A singing pitch proximity range calculating means for calculating a singing pitch neighborhood range from an accompaniment sound signal accompanied by information that can identify the singing pitch neighborhood range or the singing pitch neighborhood range.
A model singing voice characteristic calculation means for calculating a model singing characteristic within a range near the singing pitch from an accompaniment sound signal including a model singing sound,
A singing evaluation device characterized in that it is provided with an evaluation means for evaluating a singing voice signal by comparing the singing voice characteristics of a singing voice signal input from a microphone with the model singing characteristics.
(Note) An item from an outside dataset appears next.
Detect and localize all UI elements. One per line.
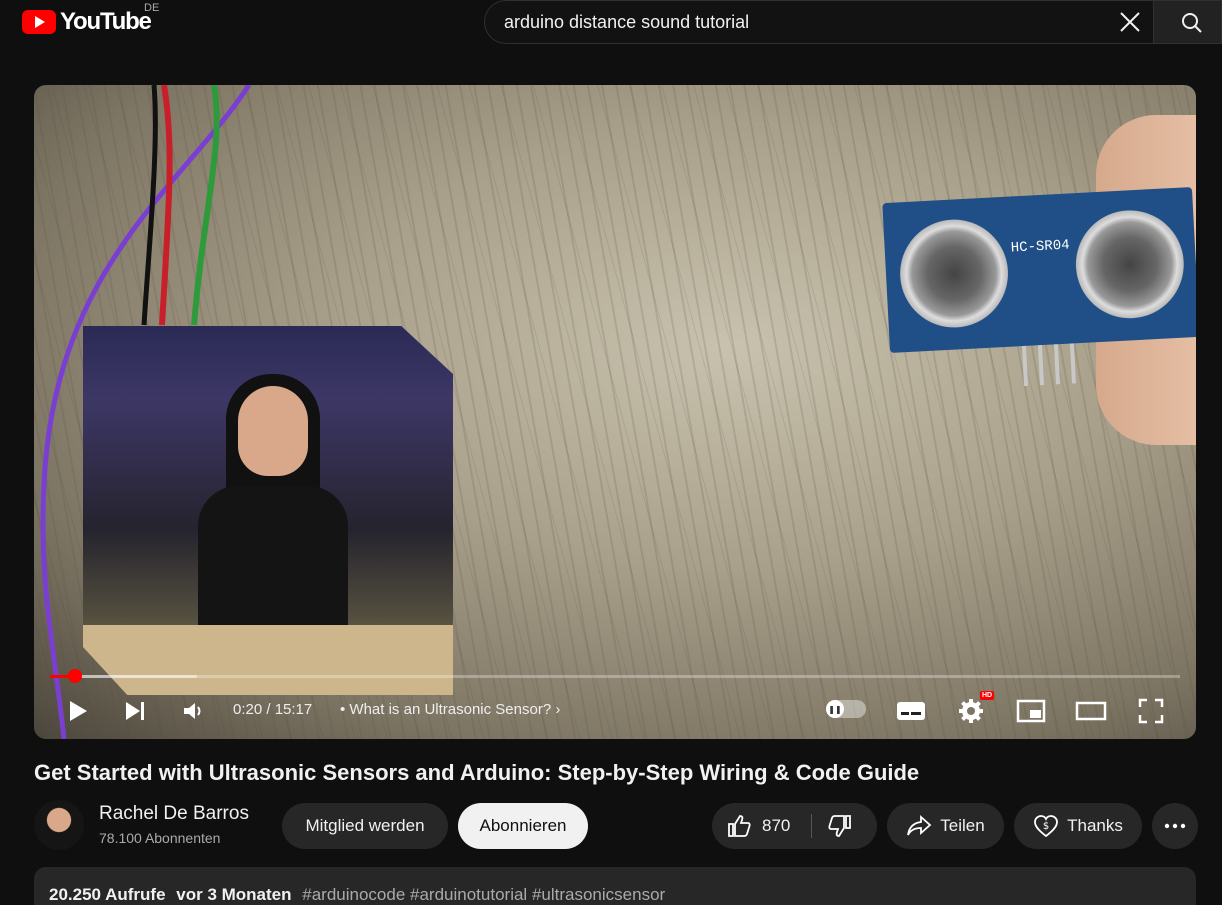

The singing evaluation device according to any one of claims 1 to 3,
A karaoke device equipped with a reproduction means for reproducing an accompaniment sound signal.
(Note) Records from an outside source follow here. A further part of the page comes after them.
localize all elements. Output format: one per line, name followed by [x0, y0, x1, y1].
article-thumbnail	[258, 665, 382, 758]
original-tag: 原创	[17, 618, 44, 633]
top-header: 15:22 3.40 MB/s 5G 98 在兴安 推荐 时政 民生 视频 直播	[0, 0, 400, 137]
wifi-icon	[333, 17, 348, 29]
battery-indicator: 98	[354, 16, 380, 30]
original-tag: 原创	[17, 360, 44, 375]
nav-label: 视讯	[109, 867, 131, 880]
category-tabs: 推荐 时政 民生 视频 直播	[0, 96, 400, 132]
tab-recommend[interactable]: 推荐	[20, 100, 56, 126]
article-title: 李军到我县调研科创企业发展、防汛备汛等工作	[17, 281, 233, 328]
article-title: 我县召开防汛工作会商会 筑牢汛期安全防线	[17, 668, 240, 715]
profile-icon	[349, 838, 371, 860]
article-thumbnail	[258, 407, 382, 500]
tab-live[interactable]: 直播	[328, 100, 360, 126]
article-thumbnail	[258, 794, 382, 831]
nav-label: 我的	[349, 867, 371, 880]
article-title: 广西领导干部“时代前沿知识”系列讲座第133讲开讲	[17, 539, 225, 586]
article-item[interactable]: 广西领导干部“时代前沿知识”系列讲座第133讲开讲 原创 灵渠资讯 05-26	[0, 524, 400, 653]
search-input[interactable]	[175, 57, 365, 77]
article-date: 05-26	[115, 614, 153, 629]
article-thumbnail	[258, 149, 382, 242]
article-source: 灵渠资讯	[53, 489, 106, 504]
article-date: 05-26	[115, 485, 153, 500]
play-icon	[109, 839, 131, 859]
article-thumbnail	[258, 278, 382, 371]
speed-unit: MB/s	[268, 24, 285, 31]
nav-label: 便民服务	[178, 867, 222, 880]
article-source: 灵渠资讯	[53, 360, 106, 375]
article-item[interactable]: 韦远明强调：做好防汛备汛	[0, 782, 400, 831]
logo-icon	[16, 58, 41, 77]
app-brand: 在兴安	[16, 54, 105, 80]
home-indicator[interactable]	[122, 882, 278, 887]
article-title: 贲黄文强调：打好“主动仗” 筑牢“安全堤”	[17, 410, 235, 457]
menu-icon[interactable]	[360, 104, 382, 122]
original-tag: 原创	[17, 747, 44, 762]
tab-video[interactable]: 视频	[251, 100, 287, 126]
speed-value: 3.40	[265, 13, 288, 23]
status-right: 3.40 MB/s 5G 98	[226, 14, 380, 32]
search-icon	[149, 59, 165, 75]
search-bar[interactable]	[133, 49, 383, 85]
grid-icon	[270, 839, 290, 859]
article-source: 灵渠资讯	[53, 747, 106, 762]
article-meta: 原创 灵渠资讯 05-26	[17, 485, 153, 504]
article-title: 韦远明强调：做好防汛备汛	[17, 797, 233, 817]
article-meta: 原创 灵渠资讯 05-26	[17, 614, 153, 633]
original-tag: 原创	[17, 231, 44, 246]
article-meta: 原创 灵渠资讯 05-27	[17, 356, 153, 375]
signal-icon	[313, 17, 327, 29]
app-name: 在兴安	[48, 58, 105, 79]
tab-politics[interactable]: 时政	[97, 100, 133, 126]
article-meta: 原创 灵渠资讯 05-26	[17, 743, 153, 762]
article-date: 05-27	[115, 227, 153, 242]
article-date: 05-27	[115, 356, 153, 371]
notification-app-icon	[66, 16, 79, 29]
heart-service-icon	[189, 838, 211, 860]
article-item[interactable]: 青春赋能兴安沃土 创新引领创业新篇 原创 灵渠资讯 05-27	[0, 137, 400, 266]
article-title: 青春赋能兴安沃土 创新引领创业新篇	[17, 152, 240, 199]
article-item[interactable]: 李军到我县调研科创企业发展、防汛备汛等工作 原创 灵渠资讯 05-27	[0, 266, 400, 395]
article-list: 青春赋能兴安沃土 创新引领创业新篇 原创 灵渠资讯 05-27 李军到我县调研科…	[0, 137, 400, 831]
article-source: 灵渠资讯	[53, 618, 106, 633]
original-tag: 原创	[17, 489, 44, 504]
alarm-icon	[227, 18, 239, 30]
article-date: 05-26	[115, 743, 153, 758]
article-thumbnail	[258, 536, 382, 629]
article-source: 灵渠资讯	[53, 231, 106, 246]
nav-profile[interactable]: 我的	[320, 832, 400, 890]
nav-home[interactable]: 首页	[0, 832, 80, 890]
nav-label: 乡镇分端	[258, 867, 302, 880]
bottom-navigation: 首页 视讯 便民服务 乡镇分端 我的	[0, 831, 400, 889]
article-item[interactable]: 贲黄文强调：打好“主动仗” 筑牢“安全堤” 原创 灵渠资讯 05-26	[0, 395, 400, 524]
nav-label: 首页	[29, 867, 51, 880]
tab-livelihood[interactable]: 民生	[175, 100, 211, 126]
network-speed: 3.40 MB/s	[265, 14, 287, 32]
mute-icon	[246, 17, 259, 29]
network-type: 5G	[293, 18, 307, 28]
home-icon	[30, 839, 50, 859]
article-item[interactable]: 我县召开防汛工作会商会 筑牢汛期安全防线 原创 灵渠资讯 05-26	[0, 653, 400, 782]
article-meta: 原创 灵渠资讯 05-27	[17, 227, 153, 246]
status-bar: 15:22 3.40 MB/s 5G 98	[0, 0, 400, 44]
Frequency analysis of the singing voice signal input from the microphone and calculation of the singing pitch neighborhood range, which is the frequency range near the pitch of the singing pitch, and the singing pitch neighborhood calculation process.
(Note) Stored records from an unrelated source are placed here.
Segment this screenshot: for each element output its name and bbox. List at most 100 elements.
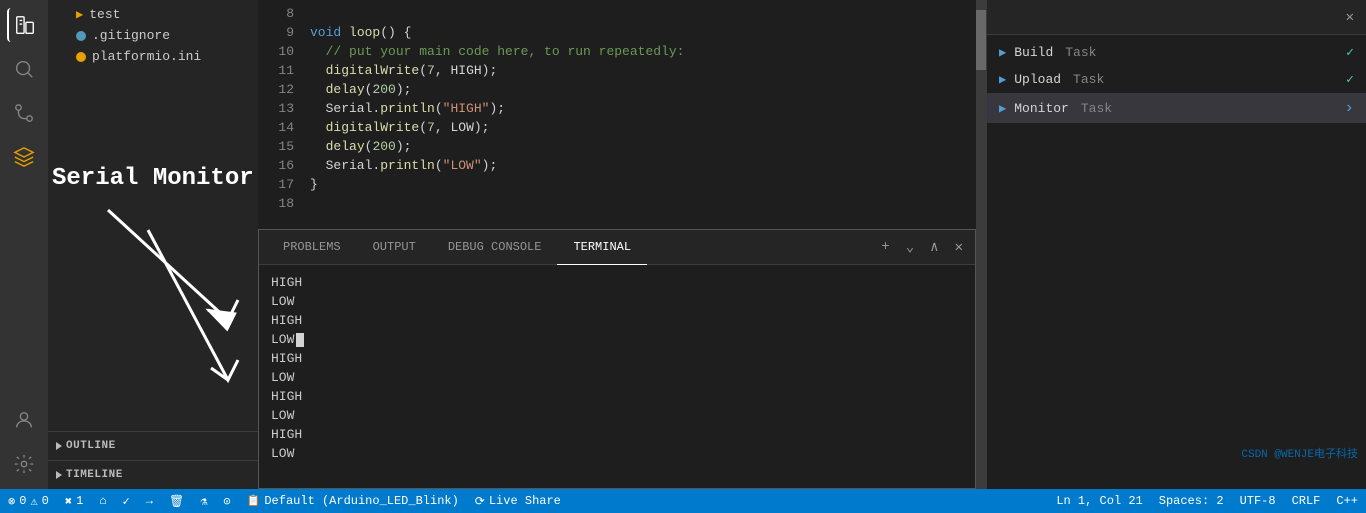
status-beaker[interactable]: ⚗ (192, 489, 215, 513)
status-live-share[interactable]: ⟳ Live Share (467, 489, 569, 513)
pio-label1: 1 (76, 494, 83, 508)
code-line-14: digitalWrite(7, LOW); (310, 118, 976, 137)
cursor (296, 333, 304, 347)
tasks-list: ▶ Build Task ✓ ▶ Upload Task ✓ ▶ Monitor… (987, 35, 1366, 489)
editor-area: 8 9 10 11 12 13 14 15 16 17 18 void loop… (258, 0, 976, 489)
file-explorer: ▶ test .gitignore platformio.ini (48, 0, 258, 431)
folder-test[interactable]: ▶ test (48, 4, 258, 25)
task-monitor-type: Task (1081, 101, 1112, 116)
outline-chevron (56, 442, 62, 450)
error-count: 0 (19, 494, 26, 508)
code-content[interactable]: void loop() { // put your main code here… (302, 0, 976, 229)
line-numbers: 8 9 10 11 12 13 14 15 16 17 18 (258, 0, 302, 229)
task-monitor-icon: ▶ (999, 101, 1006, 116)
file-platformio-label: platformio.ini (92, 49, 201, 64)
check-icon: ✓ (123, 494, 130, 509)
terminal-line-3: HIGH (271, 311, 963, 330)
panel-actions: + ⌄ ∧ ✕ (877, 237, 967, 258)
live-share-icon: ⟳ (475, 494, 485, 509)
env-label: Default (Arduino_LED_Blink) (264, 494, 458, 508)
tab-problems[interactable]: PROBLEMS (267, 230, 357, 265)
warning-count: 0 (42, 494, 49, 508)
panel-maximize-btn[interactable]: ∧ (926, 237, 942, 258)
pio-icon1: ✖ (65, 494, 72, 509)
status-arrow[interactable]: → (138, 489, 161, 513)
terminal-line-9: HIGH (271, 425, 963, 444)
status-home[interactable]: ⌂ (91, 489, 114, 513)
task-build-status: ✓ (1346, 45, 1354, 60)
status-errors[interactable]: ⊗ 0 ⚠ 0 (0, 489, 57, 513)
timeline-header[interactable]: TIMELINE (48, 465, 258, 485)
search-icon[interactable] (7, 52, 41, 86)
editor-scrollbar[interactable] (976, 0, 986, 489)
task-build[interactable]: ▶ Build Task ✓ (987, 39, 1366, 66)
panel-add-btn[interactable]: + (877, 237, 893, 257)
tab-debug-console[interactable]: DEBUG CONSOLE (432, 230, 558, 265)
status-eol[interactable]: CRLF (1284, 489, 1329, 513)
code-line-9: void loop() { (310, 23, 976, 42)
terminal-line-10: LOW (271, 444, 963, 463)
activity-bar (0, 0, 48, 489)
terminal-line-2: LOW (271, 292, 963, 311)
arrow-icon: → (146, 494, 153, 508)
panel-tabs: PROBLEMS OUTPUT DEBUG CONSOLE TERMINAL +… (259, 230, 975, 265)
code-line-10: // put your main code here, to run repea… (310, 42, 976, 61)
terminal-line-8: LOW (271, 406, 963, 425)
tab-terminal[interactable]: TERMINAL (557, 230, 647, 265)
cursor-pos-label: Ln 1, Col 21 (1056, 494, 1142, 508)
terminal-panel: PROBLEMS OUTPUT DEBUG CONSOLE TERMINAL +… (258, 229, 976, 489)
gitignore-dot (76, 31, 86, 41)
outline-header[interactable]: OUTLINE (48, 436, 258, 456)
terminal-content[interactable]: HIGH LOW HIGH LOW HIGH LOW HIGH LOW HIGH… (259, 265, 975, 488)
task-build-type: Task (1065, 45, 1096, 60)
panel-close-btn[interactable]: ✕ (951, 237, 967, 258)
terminal-line-5: HIGH (271, 349, 963, 368)
tab-output[interactable]: OUTPUT (357, 230, 432, 265)
encoding-label: UTF-8 (1240, 494, 1276, 508)
code-line-13: Serial.println("HIGH"); (310, 99, 976, 118)
extensions-icon[interactable] (7, 140, 41, 174)
status-pio-task1[interactable]: ✖ 1 (57, 489, 91, 513)
right-panel-header: ✕ (987, 0, 1366, 35)
task-upload[interactable]: ▶ Upload Task ✓ (987, 66, 1366, 93)
task-upload-icon: ▶ (999, 72, 1006, 87)
terminal-line-7: HIGH (271, 387, 963, 406)
status-encoding[interactable]: UTF-8 (1232, 489, 1284, 513)
right-panel-close-btn[interactable]: ✕ (1342, 7, 1358, 28)
target-icon: ⊙ (223, 494, 230, 509)
task-build-icon: ▶ (999, 45, 1006, 60)
code-line-8 (310, 4, 976, 23)
account-icon[interactable] (7, 403, 41, 437)
panel-split-btn[interactable]: ⌄ (902, 237, 918, 258)
settings-icon[interactable] (7, 447, 41, 481)
status-cursor-pos[interactable]: Ln 1, Col 21 (1048, 489, 1150, 513)
status-env[interactable]: 📋 Default (Arduino_LED_Blink) (239, 489, 467, 513)
status-check[interactable]: ✓ (115, 489, 138, 513)
code-line-18 (310, 194, 976, 213)
timeline-section: TIMELINE (48, 460, 258, 489)
status-target[interactable]: ⊙ (215, 489, 238, 513)
status-language[interactable]: C++ (1328, 489, 1366, 513)
outline-section: OUTLINE (48, 431, 258, 460)
code-line-15: delay(200); (310, 137, 976, 156)
editor-scrollbar-thumb (976, 10, 986, 70)
code-line-16: Serial.println("LOW"); (310, 156, 976, 175)
status-spaces[interactable]: Spaces: 2 (1151, 489, 1232, 513)
status-trash[interactable]: 🗑 (161, 489, 192, 513)
code-editor[interactable]: 8 9 10 11 12 13 14 15 16 17 18 void loop… (258, 0, 976, 229)
code-line-11: digitalWrite(7, HIGH); (310, 61, 976, 80)
trash-icon: 🗑 (169, 494, 184, 509)
task-upload-status: ✓ (1346, 72, 1354, 87)
files-icon[interactable] (7, 8, 41, 42)
env-icon: 📋 (247, 494, 261, 508)
outline-label: OUTLINE (66, 440, 116, 452)
language-label: C++ (1336, 494, 1358, 508)
terminal-line-1: HIGH (271, 273, 963, 292)
task-monitor-status: › (1344, 99, 1354, 117)
file-gitignore[interactable]: .gitignore (48, 25, 258, 46)
right-panel: ✕ ▶ Build Task ✓ ▶ Upload Task ✓ ▶ Monit… (986, 0, 1366, 489)
task-monitor[interactable]: ▶ Monitor Task › (987, 93, 1366, 123)
file-platformio[interactable]: platformio.ini (48, 46, 258, 67)
source-control-icon[interactable] (7, 96, 41, 130)
platformio-dot (76, 52, 86, 62)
From the accompaniment sound signal including the model singing sound, the model singing voice characteristic calculation process for calculating the model singing characteristic within the singing pitch neighborhood range calculated by the singing pitch neighborhood calculation means, and
Singing voice characteristic calculation means that calculates singing voice characteristics by frequency analysis of singing voice signals,
It is possible to execute an evaluation process that evaluates the singing voice signal by comparing the singing voice characteristic of the singing voice signal calculated by the singing voice characteristic calculation means with the model singing characteristic calculated by the model singing voice characteristic calculation means. A singing evaluation program characterized by the fact that

Singing pitch neighborhood calculation processing that calculates the singing pitch neighborhood range from the accompaniment sound signal with information that can identify the singing pitch neighborhood range or the singing pitch neighborhood range,
A model singing voice characteristic calculation process that calculates the model singing characteristics within the range near the singing pitch from the accompaniment sound signal including the model or muffling,
A singing evaluation program characterized in that it is possible to execute an evaluation process that evaluates a singing voice signal by comparing the singing voice characteristics of a singing voice signal input from a microphone with the model singing characteristics.